Professional homebirth advocates routinely trick their followers by preying on their gullibility and lack of basic knowledge of science, statistics and obstetrics.
Consider the following statements:
The fact that we have the second-worst infant mortality rate in the developed world is a statistic that I think people need to know about.
We have the highest maternal health care costs, yet our infant mortality rate is high …
…the United States has the most intense and widespread medical management of birth” in the world, and yet “ranks near the bottom among industrialized countries in … infant mortality.
These statements imply that infant mortality is a measure of obstetric care, but it is not. It is a measure of pediatric care and therefore, it is the WRONG statistic to use when discussing maternity care.
According to the World Health Organization, the best measure of obstetric care is perinatal mortality, usually defined as deaths from 28 weeks of pregnancy (stillbirths) through 28 days of life. And according to the World Health Organization, the United States has one of the lowest perinatal mortality rates in the world, lower than Denmark, the UK and the Netherlands.
Professional homebirth advocates don’t want their followers to know the truth, so they deliberately use the wrong statistic to create a false and misleading impression of American obstetric care.
A graphical view of the various measurements of mortality that are commonly used in pregnancy and early childhood shows exactly how professional homebirth advocates misuse statistics.
This illustration shows the last few months of pregnancy and the entire first year of a baby’s life. The first thing to notice is the tremendous difference between perinatal mortality (bounded by the purple bracket) and infant mortality (bounded by the green bracket). Indeed, there is barely any overlap, demonstrating that perinatal mortality and infant mortality measure very different things.
The only thing common to both measures is death from birth to 28 days of life. That is known as neonatal mortality. It captures nearly all deaths in the aftermath of childbirth, but, and this is critically important no deaths during childbirth. Deaths during childbirth, which by any possible account is a critical reflection of obstetric care are recorded as stillbirths.
So infant mortality is missing deaths during childbirth. In addition to leaving out this major component, it adds a tremendous amount of extraneous data in the form of deaths from 1 month of age to 1 year of age. These include deaths from Sudden Infant Death Syndrome (SIDS), childhood diseases and accidents, all irrelevant to the issue of obstetric care. That’s why infant mortality is an excellent measure of pediatric care, but a very poor measure of obstetric care.
So infant mortality and perinatal mortality aren’t remotely interchangeable and it is deliberately deceptive to use infant mortality as a measure of obstetric care.
What about neonatal mortality (bounded by the blue bracket)? Is that a good measure of obstetric care?
It is definitely better than infant mortality because it doesn’t include tremendous amounts of extraneous information, and it is a useful proxy in countries that don’t collect data on perinatal deaths. However, it leaves out a lot of very important information.
Neonatal mortality also does not include deaths during childbirth, arguably a very important measure of obstetric care. In addition, it leaves out late stillbirths.

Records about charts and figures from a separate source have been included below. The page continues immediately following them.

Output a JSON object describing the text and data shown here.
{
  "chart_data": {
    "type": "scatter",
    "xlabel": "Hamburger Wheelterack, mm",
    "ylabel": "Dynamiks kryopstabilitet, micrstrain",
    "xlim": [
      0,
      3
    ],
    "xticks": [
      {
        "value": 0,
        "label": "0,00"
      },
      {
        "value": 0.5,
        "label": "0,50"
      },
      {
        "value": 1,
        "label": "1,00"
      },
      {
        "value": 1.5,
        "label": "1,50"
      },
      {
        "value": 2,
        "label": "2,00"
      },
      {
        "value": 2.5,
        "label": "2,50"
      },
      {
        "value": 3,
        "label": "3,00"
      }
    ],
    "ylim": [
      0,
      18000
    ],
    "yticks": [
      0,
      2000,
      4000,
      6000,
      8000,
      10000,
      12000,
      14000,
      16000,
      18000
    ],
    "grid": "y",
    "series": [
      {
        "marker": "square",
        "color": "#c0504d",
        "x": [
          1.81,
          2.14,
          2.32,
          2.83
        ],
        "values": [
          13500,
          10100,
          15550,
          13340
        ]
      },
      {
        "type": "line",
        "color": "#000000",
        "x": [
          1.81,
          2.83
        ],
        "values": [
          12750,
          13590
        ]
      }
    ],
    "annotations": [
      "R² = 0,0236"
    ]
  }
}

Late stillbirths are also an important measure of obstetric care since most of the interventions associated with late pregnancy and childbirth are designed specifically to prevent stillbirths.
In addition, and this is an exceedingly important caveat, many countries, such as the Netherlands, have attempted to make their neonatal mortality statistics look better by deliberately and deceptively classifying very premature live babies as stillbirths even though they are not dead. That way, very premature babies are automatically removed from both the neonatal and the infant mortality statistics.
This deception allows countries like the Netherlands to have infant mortality rates that are automatically and artificially lower than the real neonatal mortality rates. That’s yet another reason why a direct comparison of infant mortality rates between countries like the Netherlands and the US (which classifies all liveborn babies as alive, regardless of prematurity) are deceptive.
Even the briefest glance at the illustration above makes it exceedingly clear that perinatal mortality and infant mortality are two very different measurements and are not in any way interchangeable. The fact that professional homebirth advocates like Ricki Lake, Ina May Gaskin and Jennifer Block imply that they are interchangeable tells us something very important about homebirth advocacy.
First, professional homebirth advocates do not hesitate to employ deliberate deception in order to impugn modern obstetrics. Second, professional homebirth advocates rely on the fact that their followers lack the most basic knowledge of statistics and therefore will not notice the deception. Finally, professional homebirth advocates demonstrate utter contempt for the truth.
The truth is that American obstetrics provides high quality care as reflected in the fact that American perinatal mortality rates are among the lowest in the world. But the truth doesn’t sell homebirth videos, books and courses, so the truth must be hidden and misleading claims must be substituted.
Homebirth advocates and women contemplating homebirth need to ask themselves a very important question: If professional homebirth advocates have such utter contempt for the truth that they deliberately use the wrong statistics, how can you believe anything they write or say?